Ayan Mohamed, une infirmière à l’hôpital Medina, a expliqué avoir vu s’évanouir plusieurs personnes venues chercher des proches parmi les corps morts.
«Certaines personnes sont devenues folles à cause de ce qu’elles ont vu. Certains ont reconnu leurs proches grâce à leurs doigts ou de petites parties de leurs corps et ont éclaté en pleurs. Je n’avais jamais vu une scène aussi terrible depuis que je travaille», a-t-elle raconté.
«Cent onze des corps morts ont été enterrées par leurs proches, alors que le gouvernement local à Mogadiscio a respectueusement enterré les autres. Il y aura un deuil national et des prières pour les victimes dans les jours à venir», a ajouté le ministère de l’Information.
Le précédent attentat le plus meurtrier en Somalie avait fait au moins 82 morts et 120 blessés en octobre 2011. Il avait déjà impliqué un camion piégé qui avait visé un complexe ministériel à Mogadiscio.
Des centaines de personnes sont descendues dimanche dans les rues de Mogadiscio pour exprimer leur colère après cette attaque qui a choqué les Somaliens, pourtant habitués aux attentats quasi quotidiens.
«Les gens ont en assez et maintenant il est temps de se lever ensemble et de dire non à la violence», avait déclaré le maire de Mogadiscio, Tabid Abdi Mohamed, à l’issue d’une marche dans le sud de la capitale.
Au moins 723 personnes ont été tuées et 1.116 blessées dans des attaques à la bombe en Somalie en 2016, selon le centre de réflexion Sahan, basé à Nairobi, des chiffres en nette hausse par rapport à 2015.
– Peut-être pas la cible visée –
L’attentat n’a pas été revendiqué. Mais les autorités et les experts interrogés par l’AFP n’ont aucun doute que islamistes somaliens shebab, liés à Al-Qaïda et qui lancent fréquemment des attentats-suicides dans Mogadiscio et ses environs, sont derrière cette attaque.
Les shebab ont juré la perte du fragile gouvernement central somalien, soutenu par la communauté internationale et par les 22.000 hommes de la force de l’Union africaine (Amisom).
Habituellement, les shebab visent plutôt les hôtels dans lesquels résident les responsables officiels, ce qui n’est pas le cas de l’hôtel Safari, un établissement populaire, devant lequel l’explosion s’est produite.
Selon une source sécuritaire régionale, la cible initialement visée pourrait n’avoir pas été celle-là. Une seconde explosion, d’une voiture piégée, qui n’a fait que deux blessés, a eu lieu samedi deux heures plus tard non loin de la première.

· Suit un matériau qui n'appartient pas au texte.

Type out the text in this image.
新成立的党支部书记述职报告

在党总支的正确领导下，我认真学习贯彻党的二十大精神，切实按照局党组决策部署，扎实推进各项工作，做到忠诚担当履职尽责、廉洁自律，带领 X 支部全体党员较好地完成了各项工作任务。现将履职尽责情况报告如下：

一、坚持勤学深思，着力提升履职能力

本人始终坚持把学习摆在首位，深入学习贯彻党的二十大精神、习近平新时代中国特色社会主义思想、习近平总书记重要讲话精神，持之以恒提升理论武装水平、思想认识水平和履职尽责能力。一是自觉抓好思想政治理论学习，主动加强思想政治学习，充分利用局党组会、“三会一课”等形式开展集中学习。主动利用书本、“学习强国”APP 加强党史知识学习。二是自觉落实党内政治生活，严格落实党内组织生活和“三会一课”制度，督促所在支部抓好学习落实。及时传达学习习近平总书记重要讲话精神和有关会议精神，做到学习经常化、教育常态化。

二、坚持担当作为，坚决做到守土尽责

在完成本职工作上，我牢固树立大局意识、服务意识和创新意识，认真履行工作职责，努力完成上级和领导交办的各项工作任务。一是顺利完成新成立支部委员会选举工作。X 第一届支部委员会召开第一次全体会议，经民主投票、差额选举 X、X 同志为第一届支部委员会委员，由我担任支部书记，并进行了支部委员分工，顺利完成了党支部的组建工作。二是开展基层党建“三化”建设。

Cette source n’exclut pas un scénario dans lequel la voiture aurait eu pour rôle d’ouvrir la route au camion parmi l’un des nombreux barrages qui recouvrent la capitale, pour lancer ce dernier vers une cible non déterminée. Pour une raison inconnue, tout ne se serait pas passé comme prévu.
Des personnes grièvement blessées ont commencé à être évacuées lundi matin par un avion militaire turc, venu apporter de l’aide médicale, et qui devait les emmener en Turquie, a constaté un journaliste de l’AFP.
Les réactions internationales ont afflué, Paris, Londres, Washington, Ankara et l’Union africaine (UA), exprimant notamment leur «solidarité» avec la Somalie.